Находясь в близком общении с природой, поэт переживает иногда радостное чувство своего единства с нею, а вместе с тем и с божеством: «И в небесах я вижу Бога». Но это ни в каком случае не говорит о пантеистических воззрениях Лермонтова: будучи теистом, т. е. признавая личного Бога, можно, разумеется, испытывать чувство природы, переходящее в чисто религиозное чувство. Поэт, подобно Мцыри, мог сливаться с природой, чувствовать себя составным ее элементом, как бы участвовать в ее жизни: мог «вслушиваться к волшебным странным голосам» и угадывать их шепот «о тайнах неба и земли», — только в этом смысле его можно назвать пантеистом[5].

Хотя Лермонтов и не выразил вполне определенно своего взгляда на отношение божества и природы, но мы думаем, что сказанное дает основание так формулировать этот взгляд: Бог — в природе, одушевляя ее, но Он — вне ее, как личность; через природу можно познать ее Творца, но нельзя в природе найти Его.

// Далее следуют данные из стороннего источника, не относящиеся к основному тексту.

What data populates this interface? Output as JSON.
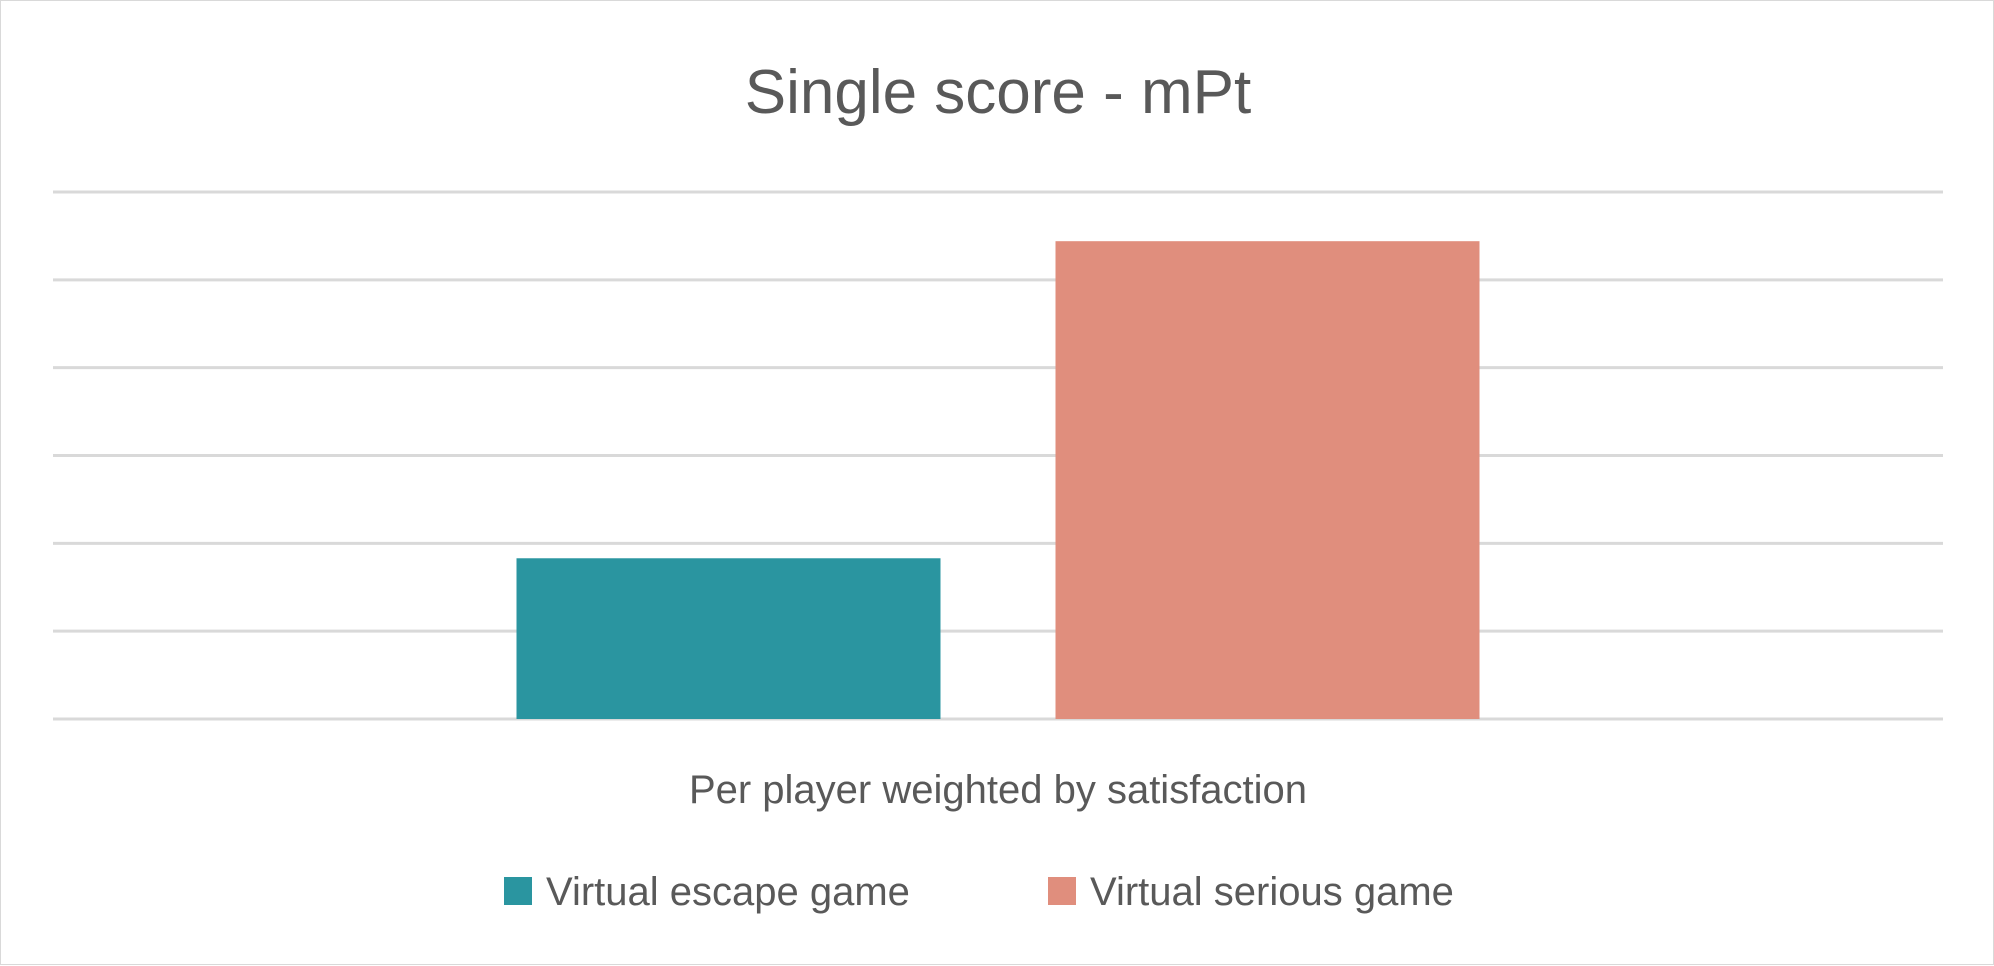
{
  "chart_data": {
    "type": "bar",
    "title": "Single score - mPt",
    "categories": [
      "Per player weighted by satisfaction"
    ],
    "xlabel": "Per player weighted by satisfaction",
    "ylabel": "",
    "ylim": [
      0,
      6
    ],
    "grid": true,
    "legend_position": "bottom",
    "series": [
      {
        "name": "Virtual escape game",
        "values": [
          1.83
        ],
        "color": "#2a95a0"
      },
      {
        "name": "Virtual serious game",
        "values": [
          5.44
        ],
        "color": "#e08e7d"
      }
    ]
  }
}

Ведя «тяжбу» с Богом, Лермонтов обыкновенно говорит с ним как обвинитель с обвиняемым; если он и молит Его о чем-либо, то в его молитве больше вызова и упрека, чем просьбы; в ней не примирение с бытием, а полный разрыв с ним. На неприступной скале, в жилище орлов, чернеет крест, с поднятыми, как бы в мятежном порыве, руками, и поэт восклицает:

О если б взойти удалось мне туда,
Как я бы молился и плакал тогда...
И после я сбросил бы цепь бытия,
И с бурею братом назвался бы я. (1830)

Но по временам, особенно в последние годы жизни, уставши от постоянной борьбы, поэт обращается к Богу, как любящий сын к отцу, против несправедливости которого он долго негодовал, — и с неба сходит на него примиряющая и успокаивающая сила:

С души как бремя скатится,
Сомненье далеко,
И верится и плачется,
И так легко, легко... (1839)

Без сомнения, поэт умел молиться кротко и смиренно и знал радость чистых религиозных настроений, но только они редко переживались им. В молитве человек отвлекается от самого себя и, вступая в общение с божеством, как бы растворяется в нем; но Лермонтов стремился, наоборот, к утверждению своего «я» и из-за этого вел борьбу с людьми и Богом; в его груди чаще всего бушевали бури протеста, а для молитвы необходимо было смириться. По прекрасному выражению Нестора Котляревского, «молитва не могла стать конечным выводом его мировоззрения; он искал в ней лишь отдыха от минувших тревог в ожидании бурь грядущих»[6].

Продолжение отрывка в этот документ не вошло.